There are also hints that Virginia's powers have not yet achieved their full potential, which might be another motive behind her exercise: Virginia's supernatural abilities are enhanced through physical pain, with the help of sleep deprivation ("she only drinks coffee at midnight"). While we cannot say for certain if these latent powers exist in the other members of her family, the fact that her father has not exhibited them despite being subject to gladiatorial combat would hint that Virginia is one of a kind. In fact, in all likelihood, she is some kind of mutant, a Christ-like figure destined to abolish democracy and restore this alternate reality America to a monarchy style of government.

More telling than the political ramifications of this song, though, is its close attention to character development. Train again displays their knack for making unbelievable characters more believable by giving Virginia distinctly human traits (loneliness, self-doubt, latent maternal instincts, etc). They also add additional depth by daringly incorporating themselves into their story.

Virginia is stated to find the narrator (presumably Train's lead singer, Patrick Monahan) beautiful. In the second verse, in fact, Monahan momentarily confuses himself with his own fictional character when he confesses that he "smokes a pack a day." Given the sheer volume of literature detailing the dangers of smoking and the difficulty that smokers have in quitting, plus the various characteristics of Virginia herself, it is no great leap to suggest that "Meet Virginia" also functions as an allegorical representation of Monahan's desire to quit smoking and perhaps undergo a sex change.

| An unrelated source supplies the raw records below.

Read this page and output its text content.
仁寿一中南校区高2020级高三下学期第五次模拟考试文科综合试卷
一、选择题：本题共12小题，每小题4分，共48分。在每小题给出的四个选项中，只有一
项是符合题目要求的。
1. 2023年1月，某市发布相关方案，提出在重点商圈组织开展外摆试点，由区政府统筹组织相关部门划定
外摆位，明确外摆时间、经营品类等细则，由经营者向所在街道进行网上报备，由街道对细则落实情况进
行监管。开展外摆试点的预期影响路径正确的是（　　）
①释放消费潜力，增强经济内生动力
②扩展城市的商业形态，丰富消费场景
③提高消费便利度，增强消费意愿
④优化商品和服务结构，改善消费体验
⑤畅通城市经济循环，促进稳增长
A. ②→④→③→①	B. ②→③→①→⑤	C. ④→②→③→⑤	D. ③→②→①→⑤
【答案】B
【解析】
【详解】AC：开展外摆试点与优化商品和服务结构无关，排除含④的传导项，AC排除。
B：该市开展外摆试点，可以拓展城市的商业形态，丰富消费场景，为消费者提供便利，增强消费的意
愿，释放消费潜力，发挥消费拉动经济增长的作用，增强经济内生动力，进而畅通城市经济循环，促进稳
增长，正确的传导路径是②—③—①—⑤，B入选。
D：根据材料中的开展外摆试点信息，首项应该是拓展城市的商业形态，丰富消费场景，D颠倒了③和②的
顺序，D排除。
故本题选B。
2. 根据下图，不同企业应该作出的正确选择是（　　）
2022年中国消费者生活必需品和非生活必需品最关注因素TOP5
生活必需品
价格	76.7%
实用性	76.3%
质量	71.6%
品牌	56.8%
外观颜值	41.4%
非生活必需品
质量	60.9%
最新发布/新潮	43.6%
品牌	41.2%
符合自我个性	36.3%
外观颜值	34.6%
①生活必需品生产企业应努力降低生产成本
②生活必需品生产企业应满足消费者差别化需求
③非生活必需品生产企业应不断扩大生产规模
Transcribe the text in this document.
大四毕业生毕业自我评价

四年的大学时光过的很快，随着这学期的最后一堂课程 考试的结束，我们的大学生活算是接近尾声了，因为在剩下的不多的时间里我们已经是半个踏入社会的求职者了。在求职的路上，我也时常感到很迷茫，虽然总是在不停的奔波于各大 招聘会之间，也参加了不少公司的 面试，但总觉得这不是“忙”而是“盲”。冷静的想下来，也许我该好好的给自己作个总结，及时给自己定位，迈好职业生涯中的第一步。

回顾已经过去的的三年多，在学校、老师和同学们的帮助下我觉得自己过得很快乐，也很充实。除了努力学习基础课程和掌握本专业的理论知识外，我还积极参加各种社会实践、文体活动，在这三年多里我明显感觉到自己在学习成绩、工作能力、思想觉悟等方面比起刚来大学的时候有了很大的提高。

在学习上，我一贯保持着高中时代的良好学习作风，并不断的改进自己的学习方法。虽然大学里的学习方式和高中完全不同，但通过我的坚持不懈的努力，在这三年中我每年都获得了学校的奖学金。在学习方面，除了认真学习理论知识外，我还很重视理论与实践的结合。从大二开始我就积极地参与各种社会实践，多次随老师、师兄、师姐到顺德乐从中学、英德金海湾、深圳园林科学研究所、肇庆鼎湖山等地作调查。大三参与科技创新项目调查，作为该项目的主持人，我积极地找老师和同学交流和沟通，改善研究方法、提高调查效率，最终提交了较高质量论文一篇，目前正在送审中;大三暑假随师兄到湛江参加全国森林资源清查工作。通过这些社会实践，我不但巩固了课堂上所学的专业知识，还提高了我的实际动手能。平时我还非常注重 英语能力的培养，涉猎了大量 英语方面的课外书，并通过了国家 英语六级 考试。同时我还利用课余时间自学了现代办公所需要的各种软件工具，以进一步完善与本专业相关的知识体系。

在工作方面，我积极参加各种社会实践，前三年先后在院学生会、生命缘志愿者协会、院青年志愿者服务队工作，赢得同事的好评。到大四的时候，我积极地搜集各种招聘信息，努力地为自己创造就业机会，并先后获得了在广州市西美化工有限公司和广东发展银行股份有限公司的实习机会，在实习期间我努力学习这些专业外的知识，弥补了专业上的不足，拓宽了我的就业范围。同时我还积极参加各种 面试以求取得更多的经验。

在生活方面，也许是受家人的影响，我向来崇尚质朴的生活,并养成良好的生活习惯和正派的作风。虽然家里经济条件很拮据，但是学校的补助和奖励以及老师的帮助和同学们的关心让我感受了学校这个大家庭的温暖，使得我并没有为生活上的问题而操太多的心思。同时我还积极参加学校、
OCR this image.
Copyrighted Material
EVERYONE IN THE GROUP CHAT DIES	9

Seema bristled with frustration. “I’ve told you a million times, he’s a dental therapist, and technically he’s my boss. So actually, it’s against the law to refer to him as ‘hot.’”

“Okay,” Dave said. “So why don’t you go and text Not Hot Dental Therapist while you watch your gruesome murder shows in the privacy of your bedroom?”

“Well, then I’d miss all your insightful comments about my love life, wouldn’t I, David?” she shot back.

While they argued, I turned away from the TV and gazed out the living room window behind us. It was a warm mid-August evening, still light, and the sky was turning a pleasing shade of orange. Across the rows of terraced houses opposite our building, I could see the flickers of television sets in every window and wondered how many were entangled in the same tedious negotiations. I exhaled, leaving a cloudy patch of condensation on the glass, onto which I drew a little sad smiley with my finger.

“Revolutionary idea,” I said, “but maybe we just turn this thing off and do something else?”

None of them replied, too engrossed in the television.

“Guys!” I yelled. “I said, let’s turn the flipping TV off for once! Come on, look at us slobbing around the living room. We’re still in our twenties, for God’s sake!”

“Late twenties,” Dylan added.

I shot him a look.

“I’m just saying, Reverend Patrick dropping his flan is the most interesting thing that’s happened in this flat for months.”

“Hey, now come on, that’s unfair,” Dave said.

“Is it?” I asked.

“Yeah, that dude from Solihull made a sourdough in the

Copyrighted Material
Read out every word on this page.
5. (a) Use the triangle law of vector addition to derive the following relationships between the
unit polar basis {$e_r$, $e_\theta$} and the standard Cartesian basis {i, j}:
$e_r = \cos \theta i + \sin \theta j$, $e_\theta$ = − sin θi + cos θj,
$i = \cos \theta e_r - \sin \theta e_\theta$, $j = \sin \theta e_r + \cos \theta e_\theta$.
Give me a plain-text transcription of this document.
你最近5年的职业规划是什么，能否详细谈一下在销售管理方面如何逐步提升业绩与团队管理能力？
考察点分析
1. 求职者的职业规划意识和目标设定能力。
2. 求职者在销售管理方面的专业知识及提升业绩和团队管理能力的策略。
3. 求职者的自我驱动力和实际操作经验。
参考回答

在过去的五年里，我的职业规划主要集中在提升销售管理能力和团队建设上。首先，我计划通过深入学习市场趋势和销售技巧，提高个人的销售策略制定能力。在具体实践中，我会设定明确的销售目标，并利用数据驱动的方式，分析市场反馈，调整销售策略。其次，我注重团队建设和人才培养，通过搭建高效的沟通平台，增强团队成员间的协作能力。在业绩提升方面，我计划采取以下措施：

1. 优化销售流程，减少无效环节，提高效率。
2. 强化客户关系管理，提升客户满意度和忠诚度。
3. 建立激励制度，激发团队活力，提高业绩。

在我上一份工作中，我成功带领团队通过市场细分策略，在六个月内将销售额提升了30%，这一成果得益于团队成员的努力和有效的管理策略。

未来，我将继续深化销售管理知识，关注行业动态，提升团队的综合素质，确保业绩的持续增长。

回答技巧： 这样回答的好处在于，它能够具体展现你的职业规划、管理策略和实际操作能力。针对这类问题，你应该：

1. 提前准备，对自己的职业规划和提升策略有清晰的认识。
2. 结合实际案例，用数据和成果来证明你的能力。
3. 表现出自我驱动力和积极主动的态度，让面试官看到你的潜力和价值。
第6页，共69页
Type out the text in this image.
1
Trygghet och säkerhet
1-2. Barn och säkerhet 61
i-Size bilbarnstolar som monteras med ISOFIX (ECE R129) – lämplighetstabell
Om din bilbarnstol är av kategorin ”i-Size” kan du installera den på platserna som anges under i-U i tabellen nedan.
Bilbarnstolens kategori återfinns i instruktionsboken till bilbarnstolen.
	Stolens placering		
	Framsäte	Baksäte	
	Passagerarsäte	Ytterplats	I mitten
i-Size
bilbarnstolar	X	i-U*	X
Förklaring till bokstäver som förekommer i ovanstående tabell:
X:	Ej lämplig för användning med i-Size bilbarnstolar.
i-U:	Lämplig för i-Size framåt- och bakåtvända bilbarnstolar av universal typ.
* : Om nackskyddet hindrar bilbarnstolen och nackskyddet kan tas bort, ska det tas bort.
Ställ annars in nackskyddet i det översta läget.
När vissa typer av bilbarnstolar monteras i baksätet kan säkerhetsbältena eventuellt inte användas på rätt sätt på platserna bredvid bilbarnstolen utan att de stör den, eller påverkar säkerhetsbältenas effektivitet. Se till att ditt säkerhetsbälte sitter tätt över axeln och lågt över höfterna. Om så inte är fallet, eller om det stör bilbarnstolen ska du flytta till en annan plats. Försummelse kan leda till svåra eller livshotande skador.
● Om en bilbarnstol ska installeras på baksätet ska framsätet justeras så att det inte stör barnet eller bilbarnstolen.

Some critics might find fault with a singer equating his nicotine addiction and possible sexual confusion to a supernatural, former noblewoman engaged in a psychological and geopolitical struggle where the stakes are literally life and death. However, I applaud Train’s bold, multi-dimensional approach to song-writing and wait for the day when such close-minded countries as Australia will allow this kind of edgy, Shakespearean songwriting to peak higher than #91 on the charts.